“Evet,” dedi genç Bay Evans. Wendell kadar umursamıyordu -Wendell’ın içinde yanan bağlılık onda yoktu- ama bunları anlatacağı biri vardı. Yalnız, keder yüklü günlerinde biraz olsun rahatlatılmayı, bunları öğrenmeyi hak eden bir kadın. Jack Sawyer’ın kötülüklerinin haberiyle hayat bulacak, umutsuz biri
“Bu tür bir davranışın öylece hasır altı edilmesine göz yumamayız,” dedi Wendell.
“Kesinlikle,” dedi genç Bay Evans. “Kesinlikle, dostum.”
Cep telefonu çaldığında Jack, Lutheran Hastanesi’nin bahçesinden henüz çıkmıştı. Kamyoneti yol kenarına çekmeyi düşündü, ama yaklaşan itfaiye araçlarının sesini duyunca vazgeçti ve araba kullanırken konuşma riskini göze alarak yoluna devam etti. Tüm itfaiye teşkilatı oraya gelip onu yavaşlatmadan önce oradan uzaklaşmak istiyordu.
Küçük Nokia’sını açtı. “Sawyer.”
“Hangi cehennemdesin?” diye bağırdı Beezer St. Pierre. “Lanet olsun, tekrar çevir düğmesine öyle çok bastım ki, kahrolası düğmeyi az daha kırıyordum!”
“Ben...” Ama nerede olduğunu gerçeği söylemeden nasıl açıklayacağını bilemiyordu. Belki de bir yolu vardı. “Sanırım cep telefonlarının sinyal alamadığı şu ölü bölgelerden birine girmişim...”
“Fen dersini boş ver şimdi, ahbap. Kıçını kaldırıp hemen buraya gel. Adres, Nailhouse Row. 1 numara, Chase Caddesi’nin hemen güneyinde. Köşedeki bebek boku renkli iki katlı ev.”
“Tamam, bulurum,” dedi Jack ve hızını biraz daha arttırdı. “Şu an yoldayım.”
“Mevkiin nedir?”
“Hâlâ Arden’dayım ama hızla ilerliyorum. Yarım saat içinde orada olabilirim.”
“Kahretsin!” Beezer, Nailhouse Row’da bir yerde bir şeye yumruk atmış gibi bir ses duyuldu. Muhtemelen en yakın duvara yumruğunu geçirmişti. “Lanet olsun senin neyin var, ahbap? Mouse’u kaybetmek üzereyiz. Sonu çok yakın -Elimizden geleni yapıyoruz -geri kalanımız- ama işe yaramıyor, Mouse ölüyor.” Beezer hızla nefes alıp veriyordu. Jack, adamın ağlamamak için kendini tutmaya çalıştığını düşündü. Armand St. Pierre’in yıkılma noktasına gelmesi endişe vericiydi. Jack gözucuyla kamyonetin hız göstergesine baktı, saatte yüz on beş kilometreye dayandığını görünce ayağını gazdan biraz çekti, Ardlen ve Centralia arasında bir kaza yapmakla hiç kimseye yardım edemezdi. “Geri kalanımız derken neyi kastettin?”

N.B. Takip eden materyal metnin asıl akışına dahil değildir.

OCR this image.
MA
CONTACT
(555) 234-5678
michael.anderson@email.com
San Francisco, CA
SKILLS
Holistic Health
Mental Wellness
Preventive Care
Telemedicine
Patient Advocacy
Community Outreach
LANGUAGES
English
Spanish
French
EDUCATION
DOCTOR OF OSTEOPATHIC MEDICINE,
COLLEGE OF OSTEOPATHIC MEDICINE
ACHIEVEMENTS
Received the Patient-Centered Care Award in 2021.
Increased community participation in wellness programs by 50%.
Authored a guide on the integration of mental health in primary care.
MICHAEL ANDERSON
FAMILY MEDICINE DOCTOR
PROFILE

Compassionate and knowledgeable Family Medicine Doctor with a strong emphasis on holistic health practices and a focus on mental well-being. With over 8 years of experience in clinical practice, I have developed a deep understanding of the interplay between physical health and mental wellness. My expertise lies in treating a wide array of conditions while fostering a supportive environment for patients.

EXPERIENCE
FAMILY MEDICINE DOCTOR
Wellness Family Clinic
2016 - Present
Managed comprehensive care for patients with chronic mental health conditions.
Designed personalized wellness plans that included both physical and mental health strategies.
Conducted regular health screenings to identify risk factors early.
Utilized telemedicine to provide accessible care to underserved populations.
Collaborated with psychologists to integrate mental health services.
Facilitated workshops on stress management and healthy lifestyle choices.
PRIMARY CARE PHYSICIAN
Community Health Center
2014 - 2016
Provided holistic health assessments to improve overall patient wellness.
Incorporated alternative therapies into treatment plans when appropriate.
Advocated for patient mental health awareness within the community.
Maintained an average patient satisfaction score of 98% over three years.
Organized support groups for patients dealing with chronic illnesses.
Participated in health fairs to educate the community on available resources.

“Boş ver, Mouse ile konuşmak istiyorsan bir an önce burada olmaya hak. Onun seninle konuşmak istediği kesin, ismini sayıklayıp duruyor.” Beezer sesini alçaltarak devam etti. “Yani kendinden geçmediği zamanlarda ve bu zamanlar giderek azalıyor. Doc elinden geleni yapıyor -Ayı Kız ve ben de öyle-ama bu bir otobüsü tek elle durdurmaya çalışmak gibi bir şey.”
“Ona söyle, dayansın,” dedi Jack. “Lanet olsun, dostum kendin söyle.”
Hattın diğer ucundan hafif tıkırtılar ve mırıltılar duyuldu. Sonra insan sesine pek benzemeyen bir ses konuştu. “Acele et... buraya gelmen gerek, ahbap. O şey... beni ısırdı. Orayı hissedebiliyorum. Asit gibi.”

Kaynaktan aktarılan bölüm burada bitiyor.